Die zwei Plattformen, ehrlich verglichen

Für europäische Käufer lautet die praktische Frage selten „welche Börse akzeptiert Bitcoin“ — sondern welche der beiden großen niederländischen Plattformen zu deinem Handelsmuster passt. Beide sind unter der AFM MiCA-autorisiert und decken den Großteil der EU/EWR ab.

Was der BTC-Kauf wirklich kostet

Einzahlungen sind auf beiden kostenlos (SEPA/iDEAL) und EUR-Auszahlungen auch. Der Unterschied liegt in der Handelsgebühr: Finsts pauschale 0,15 % unterbietet Bitvavos Basis-Taker-Gebühr von 0,25 % für die meisten Privatkäufer, aber Bitvavos Volumenstufen sinken bei ernsthaftem Volumen deutlich darunter. Der andere Unterschied liegt beim Abheben: Eine BTC-Auszahlung in deine eigene Wallet kostet bei Bitvavo nur die Bitcoin-Netzwerkgebühr, während Finst pauschal 2,50 € obendrauf legt. Wenn du regelmäßig abhebst, ist dieser Basisbetrag eine echte Kostenposition — kein Rundungsfehler.

Nach dem Kauf

Ein Börsen-Guthaben ist verwahrend: Bitvavo und Finst halten dein BTC in deinem Namen, und du trägst das Plattformrisiko. Für alles, was du behalten willst — selbst ein paar Monate — zahle in eine Self-Custody-Wallet aus. Bei Bitcoin ist der Cold-Storage-Standard eine Hardware-Wallet; siehe unseren Bitcoin-Wallet-Ratgeber und die Erklärung Börse vs. Self-Custody.
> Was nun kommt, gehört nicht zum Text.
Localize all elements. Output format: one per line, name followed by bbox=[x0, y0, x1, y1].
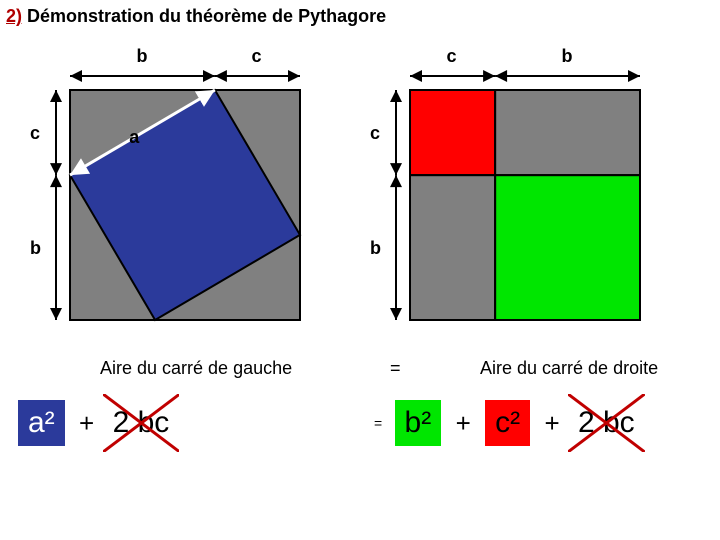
caption-left: Aire du carré de gauche bbox=[100, 358, 292, 379]
term-a-squared: a² bbox=[18, 400, 65, 446]
formula-row: a² + 2 bc = b² + c² + 2 bc bbox=[0, 400, 720, 460]
label-a: a bbox=[129, 127, 139, 148]
label-b-side-right: b bbox=[370, 238, 381, 259]
label-c-top-right: c bbox=[447, 46, 457, 67]
label-c-top-left: c bbox=[251, 46, 261, 67]
formula-left: a² + 2 bc bbox=[18, 400, 173, 446]
caption-equals: = bbox=[390, 358, 401, 379]
equals-2: = bbox=[370, 415, 386, 431]
label-b-top-left: b bbox=[136, 46, 147, 67]
label-c-side-right: c bbox=[370, 123, 380, 144]
right-square-svg bbox=[370, 50, 650, 330]
label-c-side-left: c bbox=[30, 123, 40, 144]
left-square-svg bbox=[30, 50, 310, 330]
section-number: 2) bbox=[6, 6, 22, 26]
plus-1: + bbox=[73, 408, 100, 439]
formula-right: = b² + c² + 2 bc bbox=[370, 400, 639, 446]
term-2bc-left-wrap: 2 bc bbox=[109, 400, 174, 446]
term-b-squared: b² bbox=[395, 400, 442, 446]
term-c-squared: c² bbox=[485, 400, 530, 446]
term-2bc-left: 2 bc bbox=[109, 400, 174, 446]
right-square-diagram: c b c b bbox=[370, 50, 650, 330]
plus-2: + bbox=[450, 408, 477, 439]
left-square-diagram: b c c b a bbox=[30, 50, 310, 330]
term-2bc-right-wrap: 2 bc bbox=[574, 400, 639, 446]
section-text: Démonstration du théorème de Pythagore bbox=[27, 6, 386, 26]
caption-right: Aire du carré de droite bbox=[480, 358, 658, 379]
term-2bc-right: 2 bc bbox=[574, 400, 639, 446]
label-b-top-right: b bbox=[562, 46, 573, 67]
label-b-side-left: b bbox=[30, 238, 41, 259]
plus-3: + bbox=[538, 408, 565, 439]
section-title: 2) Démonstration du théorème de Pythagor… bbox=[6, 6, 386, 27]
Bitcoin Schritt für Schritt kaufen

  1. Konto erstellen bei Bitvavo oder Finst und die ID-Verifizierung abschließen (nach MiCA Pflicht — plane ein paar Minuten bis einen Tag ein).
  2. EUR einzahlen — beide bieten kostenlose SEPA-Überweisungen und iDEAL (bei Bitvavo zusätzlich Bancontact, Apple Pay und Karten). Eine SEPA-Überweisung kommt meist am selben oder nächsten Werktag an.
  3. Deine Order platzieren — eine Market-Order wird sofort zum aktuellen Kurs ausgeführt; eine Limit-Order legt den Preis fest, den du zu zahlen bereit bist. Finst berechnet auf beiden dieselben flachen 0,15 %.
  4. Entscheiden, wo das BTC lebt — ein Börsen-Guthaben ist verwahrend; für alles, was du behalten willst, zahle in deine eigene Wallet aus (Schritt 5).
  5. In Self-Custody auszahlen — erzeuge eine Empfängeradresse in einer Bitcoin-Wallet (für relevante Beträge eine Hardware-Wallet), prüfe die Adresse doppelt und sende zuerst einen kleinen Testbetrag. Bei Bitvavo ist der einzige Kostenpunkt die Netzwerkgebühr; bei Finst kommt die Netzwerkgebühr plus 2,50 € dazu.

BTC sicher auszahlen

Bitcoin läuft auf einem eigenen Netzwerk — bei diesen Börsen gibt es keine „Welches Netzwerk?“-Wahl (anders als bei Ethereum oder BNB), aber Adressfehler sind dadurch nicht korrigierbar. Eine BTC-Adresse ist eine lange Zeichenkette, die mit bc1 (SegWit) oder 1/3 beginnt; nutze nie eine Adresse aus dem Gedächtnis, füge nie etwas aus einer ungeprüften Quelle ein und verifiziere die vollständige Zeichenkette gegen deine Wallet, bevor du bestätigst.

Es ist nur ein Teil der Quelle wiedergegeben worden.